Estado actual del edificio del número 7 de la calle Tribulete de Madrid - CEDIDA POR VECINOS
MADRID, 4 Mar. (EUROPA PRESS) -
El encargado de las obras del edificio situado en el número 7 de la calle Tribulete, en el barrio de Lavapiés, ha admitido ante la jueza instructora que no existe ningún protocolo específico ni distinción en la ejecución de los trabajos entre viviendas habitadas y no habitadas, según han informado a Europa Press fuentes jurídicas.
La declaración se enmarca en la causa que investiga el Juzgado de Instrucción número 17 de Madrid por un presunto delito de acoso inmobiliario contra directivos y empleados del fondo de inversión Elix, propietario del inmueble.
En el marco de la instrucción, comparecieron ayer el portero de la finca, el jefe de obra y el arquitecto designado por los vecinos. Según la abogada del Sindicato de Inquilinas, Alejandra Jacinto, la declaración del encargado de las obras refuerza la tesis de acoso inmobiliario, al reconocer que los trabajos se desarrollan sin cautelas diferenciadas pese a que parte del edificio continúa habitado.
La letrada apunta que esto acredita que "no existe ningún protocolo ni ninguna distinción" cuando hay viviendas habitadas", lo que evidencia a su entender que no se han adoptado las mínimas garantías para proteger a quienes siguen residiendo. "Lo lógico sería tomar cautelas", señaló la letrada.
Además, el arquitecto de los vecinos habría ratificado ante la magistrada que las obras podrían ejecutarse de otra manera, con menor impacto y sin causar "tanto daño ni tantas molestias" a los residentes. A juicio de la letrada, ello apuntala la hipótesis de que la forma en que se han llevado a cabo los trabajos no es inevitable desde el punto de vista técnico.
Por su parte, el portero de la finca habría confirmado que los responsables de la propiedad estaban al tanto de la situación concreta de cada vecino y de las condiciones en las que se estaban desarrollando las obras. "Son responsables de lo que sucede, tanto por acción como por omisión", sostiene la abogada.
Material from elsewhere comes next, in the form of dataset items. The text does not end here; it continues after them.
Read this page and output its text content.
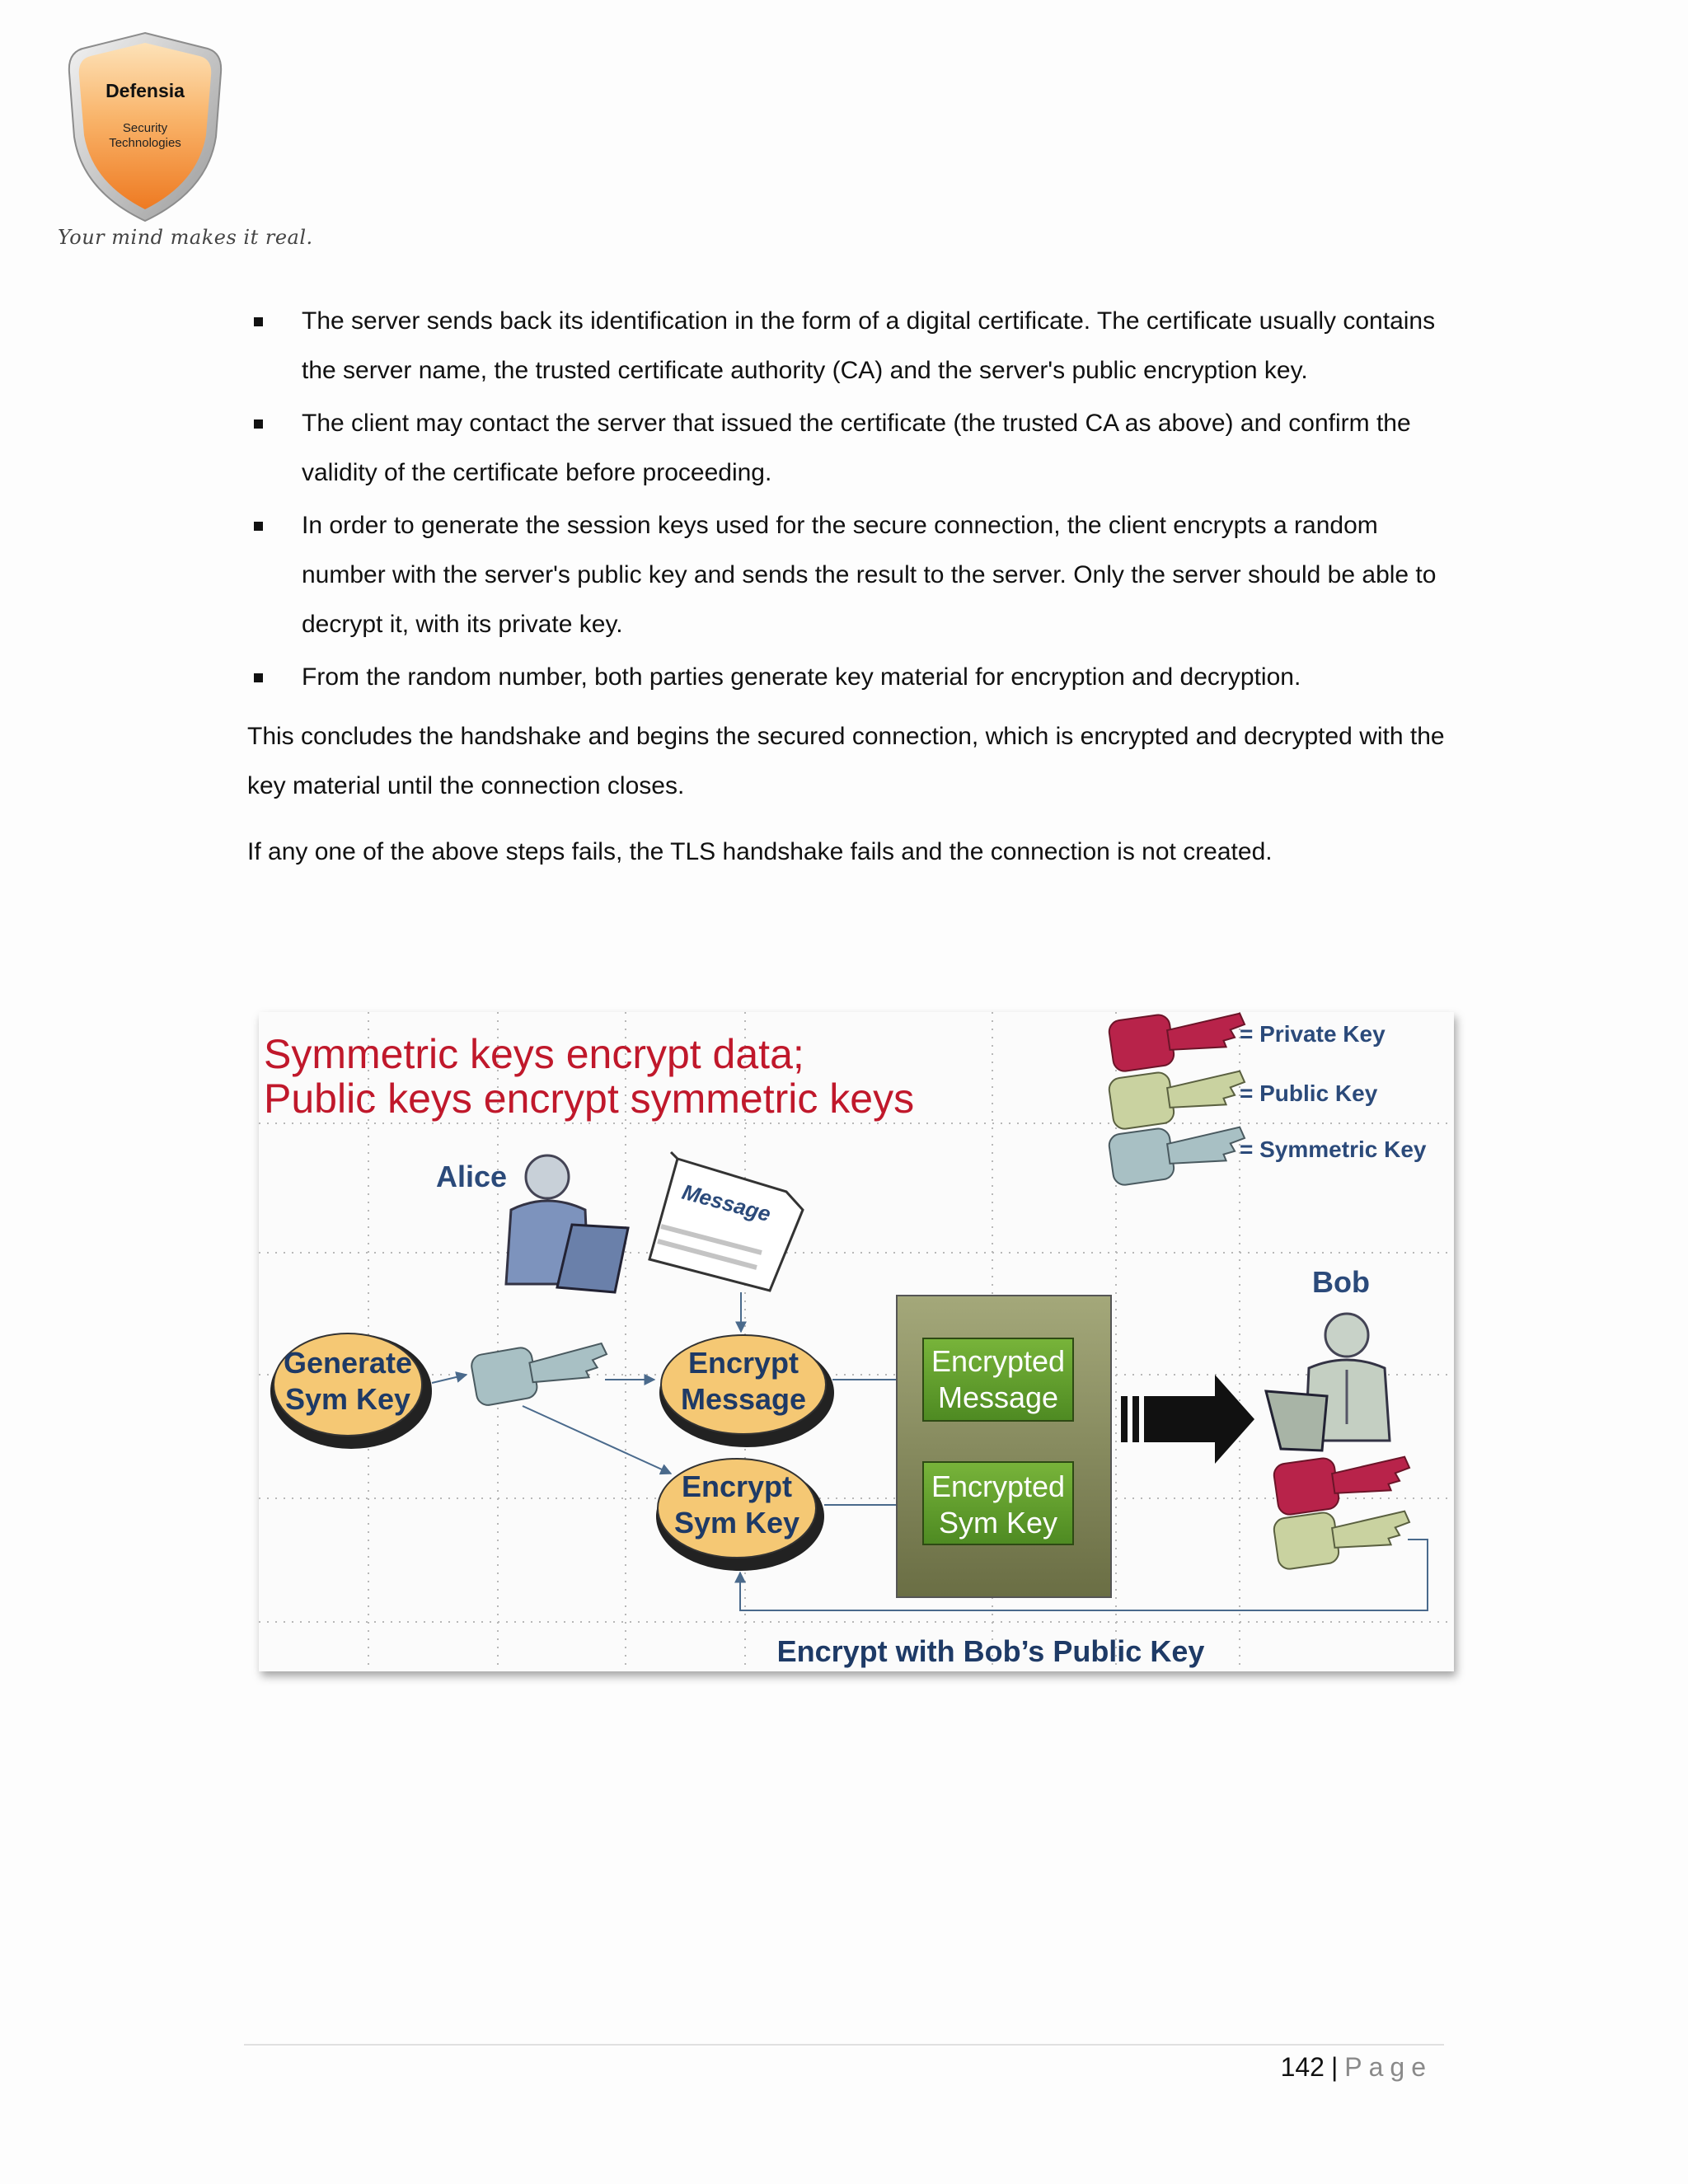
Defensia
Security
Technologies
Your mind makes it real.
The server sends back its identification in the form of a digital certificate. The certificate usually contains the server name, the trusted certificate authority (CA) and the server's public encryption key.
The client may contact the server that issued the certificate (the trusted CA as above) and confirm the validity of the certificate before proceeding.
In order to generate the session keys used for the secure connection, the client encrypts a random number with the server's public key and sends the result to the server. Only the server should be able to decrypt it, with its private key.
From the random number, both parties generate key material for encryption and decryption.

This concludes the handshake and begins the secured connection, which is encrypted and decrypted with the key material until the connection closes.

If any one of the above steps fails, the TLS handshake fails and the connection is not created.

Symmetric keys encrypt data;
Public keys encrypt symmetric keys
= Private Key
= Public Key
= Symmetric Key
Alice
Message
Generate
Sym Key
Encrypt
Message
Encrypt
Sym Key
Encrypted
Message
Encrypted
Sym Key
Bob
Encrypt with Bob’s Public Key
142 | Page
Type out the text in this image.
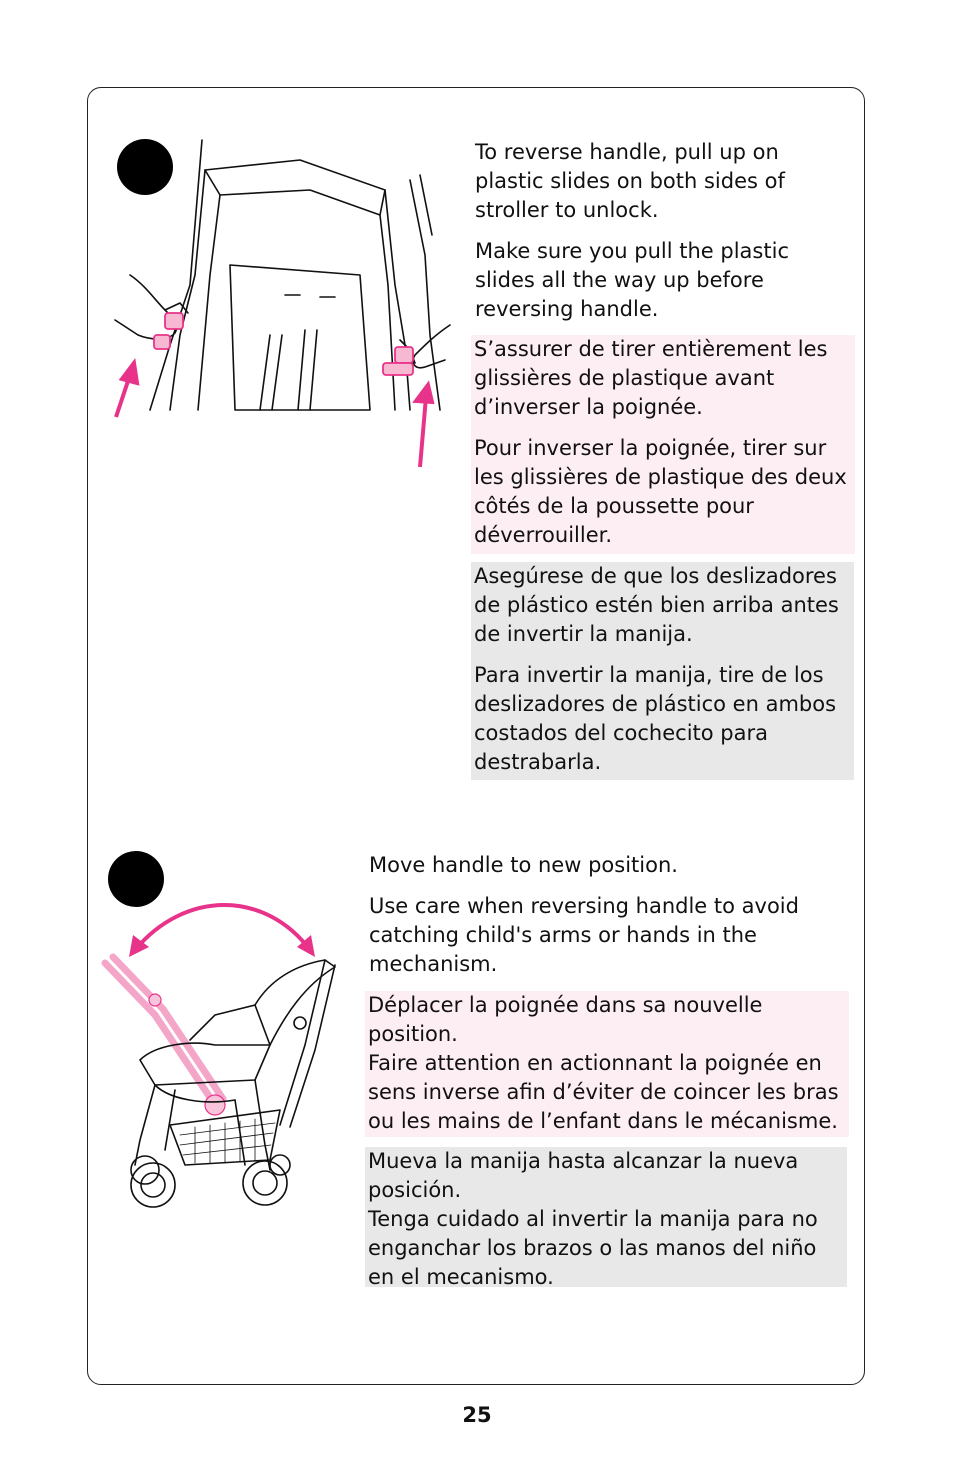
To reverse handle, pull up on plastic slides on both sides of stroller to unlock.

Make sure you pull the plastic slides all the way up before reversing handle.

S’assurer de tirer entièrement les glissières de plastique avant d’inverser la poignée.

Pour inverser la poignée, tirer sur les glissières de plastique des deux côtés de la poussette pour déverrouiller.

Asegúrese de que los deslizadores de plástico estén bien arriba antes de invertir la manija.

Para invertir la manija, tire de los deslizadores de plástico en ambos costados del cochecito para destrabarla.

Move handle to new position.

Use care when reversing handle to avoid catching child's arms or hands in the mechanism.

Déplacer la poignée dans sa nouvelle position.
Faire attention en actionnant la poignée en sens inverse afin d’éviter de coincer les bras ou les mains de l’enfant dans le mécanisme.
Mueva la manija hasta alcanzar la nueva posición.
Tenga cuidado al invertir la manija para no enganchar los brazos o las manos del niño en el mecanismo.
25
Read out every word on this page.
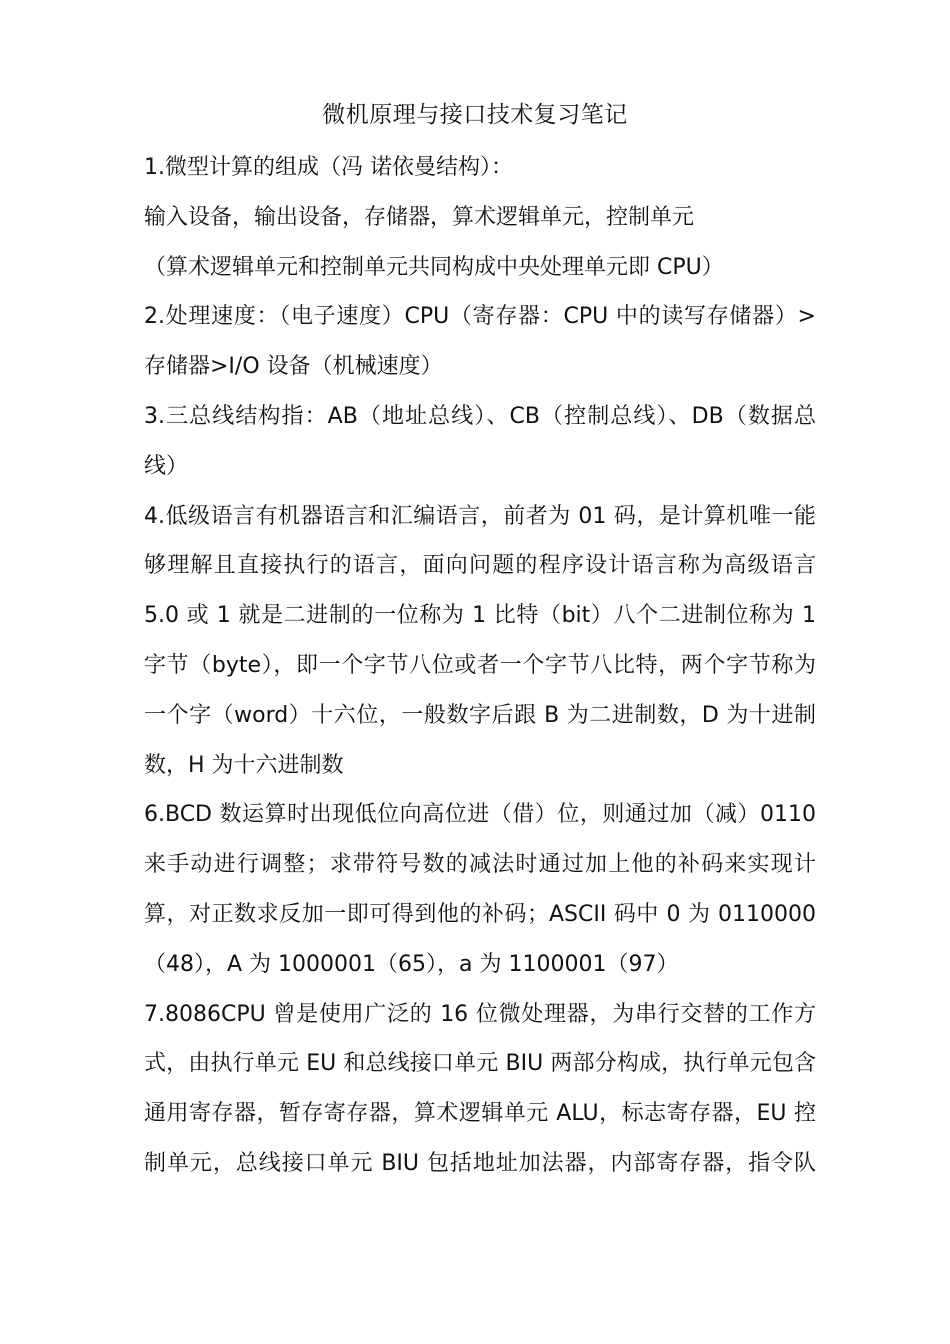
微机原理与接口技术复习笔记
1.微型计算的组成（冯 诺依曼结构）：
输入设备，输出设备，存储器，算术逻辑单元，控制单元
（算术逻辑单元和控制单元共同构成中央处理单元即 CPU）
2.处理速度：（电子速度）CPU（寄存器：CPU 中的读写存储器）>
存储器>I/O 设备（机械速度）
3.三总线结构指：AB（地址总线）、CB（控制总线）、DB（数据总
线）
4.低级语言有机器语言和汇编语言，前者为 01 码，是计算机唯一能
够理解且直接执行的语言，面向问题的程序设计语言称为高级语言
5.0 或 1 就是二进制的一位称为 1 比特（bit）八个二进制位称为 1
字节（byte），即一个字节八位或者一个字节八比特，两个字节称为
一个字（word）十六位，一般数字后跟 B 为二进制数，D 为十进制
数，H 为十六进制数
6.BCD 数运算时出现低位向高位进（借）位，则通过加（减）0110
来手动进行调整；求带符号数的减法时通过加上他的补码来实现计
算，对正数求反加一即可得到他的补码；ASCII 码中 0 为 0110000
（48），A 为 1000001（65），a 为 1100001（97）
7.8086CPU 曾是使用广泛的 16 位微处理器，为串行交替的工作方
式，由执行单元 EU 和总线接口单元 BIU 两部分构成，执行单元包含
通用寄存器，暂存寄存器，算术逻辑单元 ALU，标志寄存器，EU 控
制单元，总线接口单元 BIU 包括地址加法器，内部寄存器，指令队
Estas declaraciones se producen después de que el pasado 19 de febrero directivos y empleados de Elix --entre ellos el socio fundador, el director de Expansión y el arquitecto responsable-- negaran ante la jueza que exista acoso inmobiliario o que las obras iniciadas en noviembre de 2024 tuvieran como objetivo generar daños para forzar la salida de los inquilinos.
La letrada ha reiterado que el delito de acoso inmobiliario consiste en impedir el uso legítimo de la vivienda y considera que las diligencias practicadas hasta ahora "apuntan precisamente a esa limitación efectiva del derecho a permanecer en casa".
El sindicato solicitará nuevas diligencias, entre ellas requerir a la Policía Municipal los informes derivados de las llamadas efectuadas por los vecinos alertando de ruidos, daños y riesgos para la seguridad.